Feuilleton

Liebigs Lehrer Karl W. G. Kastner

Dass um 1830 in Deutschland eine neue Ära der Chemie begann, deren führender Repräsentant Justus Liebig war, ist allgemein bekannt. Aber wie sah die Chemie vor Liebig aus? Eine Antwort darauf gibt eine soeben publizierte Monographie über Liebigs Lehrer Kastner.

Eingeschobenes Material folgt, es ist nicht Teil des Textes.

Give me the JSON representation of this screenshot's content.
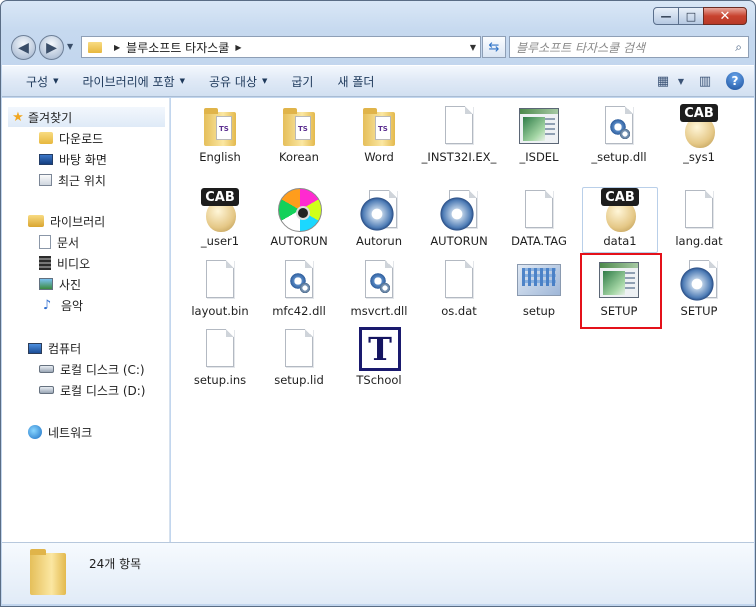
{
  "window": {
    "caption": {
      "minimize": "—",
      "maximize": "□",
      "close": "✕"
    }
  },
  "address": {
    "path": "블루소프트 타자스쿨",
    "search_placeholder": "블루소프트 타자스쿨 검색"
  },
  "toolbar": {
    "items": [
      {
        "label": "구성",
        "has_menu": true
      },
      {
        "label": "라이브러리에 포함",
        "has_menu": true
      },
      {
        "label": "공유 대상",
        "has_menu": true
      },
      {
        "label": "굽기",
        "has_menu": false
      },
      {
        "label": "새 폴더",
        "has_menu": false
      }
    ],
    "help": "?"
  },
  "sidebar": {
    "favorites": {
      "label": "즐겨찾기",
      "items": [
        "다운로드",
        "바탕 화면",
        "최근 위치"
      ]
    },
    "libraries": {
      "label": "라이브러리",
      "items": [
        "문서",
        "비디오",
        "사진",
        "음악"
      ]
    },
    "computer": {
      "label": "컴퓨터",
      "items": [
        "로컬 디스크 (C:)",
        "로컬 디스크 (D:)"
      ]
    },
    "network": {
      "label": "네트워크"
    }
  },
  "files": [
    {
      "name": "English",
      "icon": "folder-icon"
    },
    {
      "name": "Korean",
      "icon": "folder-icon"
    },
    {
      "name": "Word",
      "icon": "folder-icon"
    },
    {
      "name": "_INST32I.EX_",
      "icon": "file-icon"
    },
    {
      "name": "_ISDEL",
      "icon": "app-window-icon"
    },
    {
      "name": "_setup.dll",
      "icon": "dll-icon"
    },
    {
      "name": "_sys1",
      "icon": "cab-icon"
    },
    {
      "name": "_user1",
      "icon": "cab-icon"
    },
    {
      "name": "AUTORUN",
      "icon": "cd-icon"
    },
    {
      "name": "Autorun",
      "icon": "settings-icon"
    },
    {
      "name": "AUTORUN",
      "icon": "settings-icon"
    },
    {
      "name": "DATA.TAG",
      "icon": "file-icon"
    },
    {
      "name": "data1",
      "icon": "cab-icon"
    },
    {
      "name": "lang.dat",
      "icon": "file-icon"
    },
    {
      "name": "layout.bin",
      "icon": "file-icon"
    },
    {
      "name": "mfc42.dll",
      "icon": "dll-icon"
    },
    {
      "name": "msvcrt.dll",
      "icon": "dll-icon"
    },
    {
      "name": "os.dat",
      "icon": "file-icon"
    },
    {
      "name": "setup",
      "icon": "image-icon"
    },
    {
      "name": "SETUP",
      "icon": "app-window-icon"
    },
    {
      "name": "SETUP",
      "icon": "settings-icon"
    },
    {
      "name": "setup.ins",
      "icon": "file-icon"
    },
    {
      "name": "setup.lid",
      "icon": "file-icon"
    },
    {
      "name": "TSchool",
      "icon": "tschool-icon"
    }
  ],
  "icon_text": {
    "cab": "CAB",
    "tschool": "T"
  },
  "details": {
    "count": "24개 항목"
  },
  "colors": {
    "highlight": "#e4111a",
    "accent": "#1e395b"
  }
}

Nach einer Apothekerlehre studierte Kastner in Jena Chemie, u.a. bei seinem Kollegen Göttling. Erst 21 Jahre alt, wurde er 1805 Professor in Heidelberg, lehrte danach an den Universitäten Halle, Bonn und ab 1821 schließlich in Erlangen. Er stand unter dem Einfluss der damals herrschenden romantischen Naturphilosophie und war vom protestantischen Glauben geprägt, gleichwohl waren seine wissenschaftlichen Forschungen praxisnah und zielten auf die Besserung der wirtschaftlichen Lage der Bevölkerung. Zu diesem Zweck gab er auch die Zeitschrift "Der Deutsche Gewerbsfreund" heraus.

Drei Semester lang studierte Justus Liebig in Bonn und Erlangen bei Kastner und ließ sich ein Jahr später von ihm in absentia promovieren. Er bezeichnete seinen Lehrer damals als größten Chemiker Deutschlands, hat ihn jedoch Jahrzehnte später in einem Rückblick auf seine Ausbildung als Naturphilosophen ohne wissenschaftliche Qualifikation charakterisiert und damit das Urteil der Nachwelt über Kastner wesentlich bestimmt.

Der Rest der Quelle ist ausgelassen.